Fuscicupes Temporal range: Aptian PreꞒ Ꞓ O S D C P T J K Pg N

Scientific classification
- Domain: Eukaryota
- Kingdom: Animalia
- Phylum: Arthropoda
- Class: Insecta
- Order: Coleoptera
- Suborder: incertae sedis
- Genus: †Fuscicupes Hong & Wang, 1990
- Species: †F. parvus
- Binomial name: †Fuscicupes parvus Hong & Wang, 1990

= Fuscicupes =

- Genus: Fuscicupes
- Species: parvus
- Authority: Hong & Wang, 1990
- Parent authority: Hong & Wang, 1990

Genus of beetles

Fuscicupes is an extinct genus of beetles from the Early Cretaceous of eastern China.

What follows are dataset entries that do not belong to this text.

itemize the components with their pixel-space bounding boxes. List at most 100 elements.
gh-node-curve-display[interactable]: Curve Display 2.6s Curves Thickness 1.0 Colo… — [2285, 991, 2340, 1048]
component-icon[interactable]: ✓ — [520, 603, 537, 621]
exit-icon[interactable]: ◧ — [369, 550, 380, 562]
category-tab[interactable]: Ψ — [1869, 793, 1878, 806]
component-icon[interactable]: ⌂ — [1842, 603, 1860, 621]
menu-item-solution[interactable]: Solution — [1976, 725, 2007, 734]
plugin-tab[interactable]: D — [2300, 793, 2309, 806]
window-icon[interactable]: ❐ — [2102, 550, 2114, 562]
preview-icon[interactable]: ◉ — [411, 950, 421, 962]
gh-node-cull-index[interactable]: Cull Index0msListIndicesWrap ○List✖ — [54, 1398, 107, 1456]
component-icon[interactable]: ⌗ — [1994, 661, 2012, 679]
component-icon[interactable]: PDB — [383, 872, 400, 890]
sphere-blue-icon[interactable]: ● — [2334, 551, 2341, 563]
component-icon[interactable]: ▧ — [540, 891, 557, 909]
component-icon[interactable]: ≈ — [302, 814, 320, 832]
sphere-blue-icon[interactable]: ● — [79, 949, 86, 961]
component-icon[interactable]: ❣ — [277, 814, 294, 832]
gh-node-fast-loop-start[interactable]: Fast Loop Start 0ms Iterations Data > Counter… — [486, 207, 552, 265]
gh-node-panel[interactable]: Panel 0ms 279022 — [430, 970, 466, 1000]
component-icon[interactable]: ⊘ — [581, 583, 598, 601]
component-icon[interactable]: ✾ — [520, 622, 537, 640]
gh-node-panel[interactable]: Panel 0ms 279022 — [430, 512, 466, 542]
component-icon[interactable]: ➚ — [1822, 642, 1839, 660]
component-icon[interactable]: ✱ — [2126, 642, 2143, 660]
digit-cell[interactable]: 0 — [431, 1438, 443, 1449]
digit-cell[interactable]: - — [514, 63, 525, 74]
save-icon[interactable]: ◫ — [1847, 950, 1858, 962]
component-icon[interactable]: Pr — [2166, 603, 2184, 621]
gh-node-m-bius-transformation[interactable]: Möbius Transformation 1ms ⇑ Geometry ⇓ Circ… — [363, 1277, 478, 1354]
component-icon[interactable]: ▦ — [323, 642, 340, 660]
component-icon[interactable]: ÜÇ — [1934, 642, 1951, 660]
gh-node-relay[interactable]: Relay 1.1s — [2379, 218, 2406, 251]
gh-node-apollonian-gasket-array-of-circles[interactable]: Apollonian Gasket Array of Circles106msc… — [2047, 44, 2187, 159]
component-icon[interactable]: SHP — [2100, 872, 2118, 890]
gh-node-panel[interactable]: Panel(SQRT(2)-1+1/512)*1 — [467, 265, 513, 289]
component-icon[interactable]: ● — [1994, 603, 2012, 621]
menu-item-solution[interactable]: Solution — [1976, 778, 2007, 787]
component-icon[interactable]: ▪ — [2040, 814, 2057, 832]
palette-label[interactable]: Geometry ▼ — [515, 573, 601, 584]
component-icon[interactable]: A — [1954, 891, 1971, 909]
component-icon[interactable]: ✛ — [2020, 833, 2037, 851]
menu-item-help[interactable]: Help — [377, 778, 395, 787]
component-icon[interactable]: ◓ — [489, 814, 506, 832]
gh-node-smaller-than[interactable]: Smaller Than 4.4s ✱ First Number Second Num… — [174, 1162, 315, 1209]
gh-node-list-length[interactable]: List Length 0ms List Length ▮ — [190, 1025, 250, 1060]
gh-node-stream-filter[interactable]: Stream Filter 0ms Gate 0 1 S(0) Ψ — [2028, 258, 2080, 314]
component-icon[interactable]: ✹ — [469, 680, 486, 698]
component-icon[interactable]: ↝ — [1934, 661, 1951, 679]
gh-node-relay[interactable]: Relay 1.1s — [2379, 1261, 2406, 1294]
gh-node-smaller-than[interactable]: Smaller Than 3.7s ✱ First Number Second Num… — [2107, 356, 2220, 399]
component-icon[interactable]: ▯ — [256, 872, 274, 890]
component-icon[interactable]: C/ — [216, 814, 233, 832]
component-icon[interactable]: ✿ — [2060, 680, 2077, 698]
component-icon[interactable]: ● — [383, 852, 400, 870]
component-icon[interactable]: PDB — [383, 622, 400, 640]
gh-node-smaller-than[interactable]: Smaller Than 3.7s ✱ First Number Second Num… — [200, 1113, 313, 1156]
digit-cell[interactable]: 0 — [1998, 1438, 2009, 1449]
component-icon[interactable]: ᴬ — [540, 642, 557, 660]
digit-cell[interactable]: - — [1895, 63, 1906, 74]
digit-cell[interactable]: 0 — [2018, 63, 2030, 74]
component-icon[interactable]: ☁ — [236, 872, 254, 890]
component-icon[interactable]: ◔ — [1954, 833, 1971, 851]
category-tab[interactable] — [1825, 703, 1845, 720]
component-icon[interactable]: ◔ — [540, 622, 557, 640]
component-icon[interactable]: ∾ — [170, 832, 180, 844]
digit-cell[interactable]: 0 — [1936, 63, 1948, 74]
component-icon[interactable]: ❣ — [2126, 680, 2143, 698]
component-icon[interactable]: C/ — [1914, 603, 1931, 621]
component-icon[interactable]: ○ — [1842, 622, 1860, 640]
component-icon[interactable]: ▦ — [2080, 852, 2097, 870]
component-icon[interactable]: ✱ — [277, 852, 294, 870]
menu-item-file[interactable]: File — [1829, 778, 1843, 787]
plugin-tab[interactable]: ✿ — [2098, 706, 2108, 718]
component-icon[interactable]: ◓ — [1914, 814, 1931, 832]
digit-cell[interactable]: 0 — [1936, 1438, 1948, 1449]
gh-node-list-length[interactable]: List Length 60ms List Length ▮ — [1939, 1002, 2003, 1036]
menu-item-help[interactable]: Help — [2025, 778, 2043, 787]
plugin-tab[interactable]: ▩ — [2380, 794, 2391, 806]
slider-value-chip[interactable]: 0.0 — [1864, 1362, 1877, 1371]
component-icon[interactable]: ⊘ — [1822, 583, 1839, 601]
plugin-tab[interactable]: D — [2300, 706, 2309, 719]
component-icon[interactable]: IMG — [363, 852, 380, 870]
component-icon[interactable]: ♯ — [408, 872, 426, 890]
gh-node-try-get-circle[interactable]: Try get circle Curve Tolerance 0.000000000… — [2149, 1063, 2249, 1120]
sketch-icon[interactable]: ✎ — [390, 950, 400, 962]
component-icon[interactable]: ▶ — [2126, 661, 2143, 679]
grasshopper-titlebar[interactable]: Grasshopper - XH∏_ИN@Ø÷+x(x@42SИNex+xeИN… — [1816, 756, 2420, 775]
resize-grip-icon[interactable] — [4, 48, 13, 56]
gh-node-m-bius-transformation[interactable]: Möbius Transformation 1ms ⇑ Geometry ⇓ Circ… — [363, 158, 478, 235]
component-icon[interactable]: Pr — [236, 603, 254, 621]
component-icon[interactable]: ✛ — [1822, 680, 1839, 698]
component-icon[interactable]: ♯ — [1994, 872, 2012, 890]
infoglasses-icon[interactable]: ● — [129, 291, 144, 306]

It contains only one species, Fuscicupes parvus, which was described from a single specimen from Tuanwang, Laiyang city in Shandong province, from the Aptian aged Laiyang Formation. Fuscicupes was originally classified in the subfamily Ommatinae of the family Cupedidae, now generally considered a separate family Ommatidae, but was excluded from it by Kirejtshuk (2020) because of the poor preservation of the only known specimen and the lack of characteristics to assign it to a suborder or family of beetles.